Не следует думать, будто эта история выдумана нарочно ради того, чтобы повеселить читателя. Все сказанное — чистая правда; отсюда нетрудно сделать вывод, что продавцы собак времен нашего детства не хуже лошадиных барышников умели приукрашивать свой товар и обманывать покупателей.
После смерти Тазика мы обратили свою любовь на кошек как животных более оседлых и привязанных к дому. Мы не станем здесь вдаваться в подробности. Кошачьи династии, не уступающие в многочисленности династиям египетских фараонов, сменяли друг друга под нашей крышей; несчастные случаи, бегства и смерти уносили их одну за другой. Все они были любимы, обо всех мы горевали. Но жизнь соткана из забвений, и память о котах истончается так же, как и память о людях.
Как грустно, что срок жизни этих смиренных друзей, этих меньших братьев настолько короче, чем у их хозяев.

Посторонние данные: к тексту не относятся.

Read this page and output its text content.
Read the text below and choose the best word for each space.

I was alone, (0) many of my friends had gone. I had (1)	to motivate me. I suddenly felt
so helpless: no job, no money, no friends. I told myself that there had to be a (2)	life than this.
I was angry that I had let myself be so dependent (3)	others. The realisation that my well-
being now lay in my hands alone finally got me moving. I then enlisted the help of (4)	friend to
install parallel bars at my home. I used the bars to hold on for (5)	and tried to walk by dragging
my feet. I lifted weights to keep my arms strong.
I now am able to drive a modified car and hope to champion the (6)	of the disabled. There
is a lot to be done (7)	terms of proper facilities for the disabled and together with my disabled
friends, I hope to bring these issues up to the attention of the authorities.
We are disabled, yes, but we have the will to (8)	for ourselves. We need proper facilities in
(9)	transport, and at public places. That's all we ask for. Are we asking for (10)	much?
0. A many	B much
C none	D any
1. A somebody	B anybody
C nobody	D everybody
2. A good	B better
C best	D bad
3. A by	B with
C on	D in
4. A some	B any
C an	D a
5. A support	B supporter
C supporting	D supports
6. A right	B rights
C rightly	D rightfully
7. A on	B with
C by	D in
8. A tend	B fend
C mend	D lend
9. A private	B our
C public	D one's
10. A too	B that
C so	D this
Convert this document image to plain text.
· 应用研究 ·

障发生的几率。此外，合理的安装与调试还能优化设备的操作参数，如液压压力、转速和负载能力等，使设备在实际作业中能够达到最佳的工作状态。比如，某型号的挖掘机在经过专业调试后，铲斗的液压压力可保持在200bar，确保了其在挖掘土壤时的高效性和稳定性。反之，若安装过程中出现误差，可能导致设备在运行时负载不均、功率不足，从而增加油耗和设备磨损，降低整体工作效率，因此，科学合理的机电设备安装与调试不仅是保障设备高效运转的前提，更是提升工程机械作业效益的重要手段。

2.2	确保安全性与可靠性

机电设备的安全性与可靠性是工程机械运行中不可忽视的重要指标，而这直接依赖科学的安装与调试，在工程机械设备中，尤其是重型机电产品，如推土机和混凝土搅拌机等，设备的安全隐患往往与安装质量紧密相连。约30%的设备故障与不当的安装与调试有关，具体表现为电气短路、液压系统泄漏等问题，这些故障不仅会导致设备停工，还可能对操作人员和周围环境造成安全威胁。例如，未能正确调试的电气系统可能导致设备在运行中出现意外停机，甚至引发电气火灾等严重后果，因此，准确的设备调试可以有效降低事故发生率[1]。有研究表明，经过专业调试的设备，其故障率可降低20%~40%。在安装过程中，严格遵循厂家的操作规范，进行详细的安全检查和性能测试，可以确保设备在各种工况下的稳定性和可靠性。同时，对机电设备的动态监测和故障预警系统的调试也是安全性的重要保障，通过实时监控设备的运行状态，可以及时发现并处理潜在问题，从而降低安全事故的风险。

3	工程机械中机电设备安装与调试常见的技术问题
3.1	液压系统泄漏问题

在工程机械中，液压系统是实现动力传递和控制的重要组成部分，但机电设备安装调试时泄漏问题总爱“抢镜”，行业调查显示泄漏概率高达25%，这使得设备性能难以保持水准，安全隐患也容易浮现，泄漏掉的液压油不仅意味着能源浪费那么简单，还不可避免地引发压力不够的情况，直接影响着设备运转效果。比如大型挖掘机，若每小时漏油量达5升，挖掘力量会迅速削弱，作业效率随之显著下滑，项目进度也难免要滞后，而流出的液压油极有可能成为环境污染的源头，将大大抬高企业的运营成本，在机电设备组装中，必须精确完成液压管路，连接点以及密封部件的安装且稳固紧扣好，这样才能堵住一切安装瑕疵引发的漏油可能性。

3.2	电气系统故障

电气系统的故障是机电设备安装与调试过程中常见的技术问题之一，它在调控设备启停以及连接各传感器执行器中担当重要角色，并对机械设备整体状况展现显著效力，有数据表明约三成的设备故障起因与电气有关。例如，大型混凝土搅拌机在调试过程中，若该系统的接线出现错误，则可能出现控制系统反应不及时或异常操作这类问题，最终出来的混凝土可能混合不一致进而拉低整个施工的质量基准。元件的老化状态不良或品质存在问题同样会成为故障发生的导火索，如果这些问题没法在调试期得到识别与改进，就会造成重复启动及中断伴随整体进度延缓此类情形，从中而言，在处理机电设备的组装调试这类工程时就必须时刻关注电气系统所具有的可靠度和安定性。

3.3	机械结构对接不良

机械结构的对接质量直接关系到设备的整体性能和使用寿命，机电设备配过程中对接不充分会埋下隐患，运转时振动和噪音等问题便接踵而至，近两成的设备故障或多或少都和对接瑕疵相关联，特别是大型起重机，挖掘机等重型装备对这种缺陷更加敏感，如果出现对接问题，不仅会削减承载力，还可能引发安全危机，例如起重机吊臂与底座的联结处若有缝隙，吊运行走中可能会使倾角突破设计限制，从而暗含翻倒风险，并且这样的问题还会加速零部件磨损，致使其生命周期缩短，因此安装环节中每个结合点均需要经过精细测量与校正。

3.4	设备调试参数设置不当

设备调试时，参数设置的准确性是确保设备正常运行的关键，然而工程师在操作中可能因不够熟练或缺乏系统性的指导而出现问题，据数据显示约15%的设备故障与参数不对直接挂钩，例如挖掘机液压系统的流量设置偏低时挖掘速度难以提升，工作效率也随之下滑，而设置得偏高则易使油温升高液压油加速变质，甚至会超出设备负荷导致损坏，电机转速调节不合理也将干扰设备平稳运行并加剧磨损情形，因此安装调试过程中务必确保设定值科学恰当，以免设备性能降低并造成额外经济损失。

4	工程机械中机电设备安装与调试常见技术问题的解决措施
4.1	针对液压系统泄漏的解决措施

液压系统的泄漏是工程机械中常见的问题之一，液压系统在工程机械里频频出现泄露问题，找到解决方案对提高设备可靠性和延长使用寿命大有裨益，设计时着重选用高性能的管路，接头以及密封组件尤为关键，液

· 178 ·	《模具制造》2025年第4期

Коротко помянув старую серую кошку, которая брала нашу сторону против наших родителей и кусала за ноги матушку, когда та бранила нас или собиралась наказать, перейдем к Хильдебранту, коту романтической эпохи. В этом имени очевидно желание оспорить Буало, которого мы в ту пору недолюбливали и с которым позже примирились. У него сказано:
Поистине смешон безграмотный талант, Кому героев всех милее Хильдебрант [16] .16
Буало Н. Поэтическое искусство, III, 242–243. Исторический Хильдебрант, или, точнее, Хильдебранд I (ок. 690 — ок. 751) — родоначальник рода Нибелунгов, состоявшего на службе у королевской династии Каролингов (хотя ниже Готье поминает в связи с ним другую, еще более древнюю франкскую династию — Меровингов). У Буало Хильдебрант служит символом архаической средневековой дикости; романтики, напротив, превозносили все средневековое, и Готье тоже не остался в стороне от этой тенденции, хотя очень рано начал высмеивать неумеренное увлечение Средними веками. Уже в сборник «Юнофранцузы» (Les Jeunes France, 1833) он включил рассказ «Элиас Вильдманстадиус, или Человек Средних веков»: заглавный герой, описанный с нескрываемой иронией, «живет в девятнадцатом веке с душою пятнадцатого», и дом, построенный в 1550 году, кажется ему чересчур новым.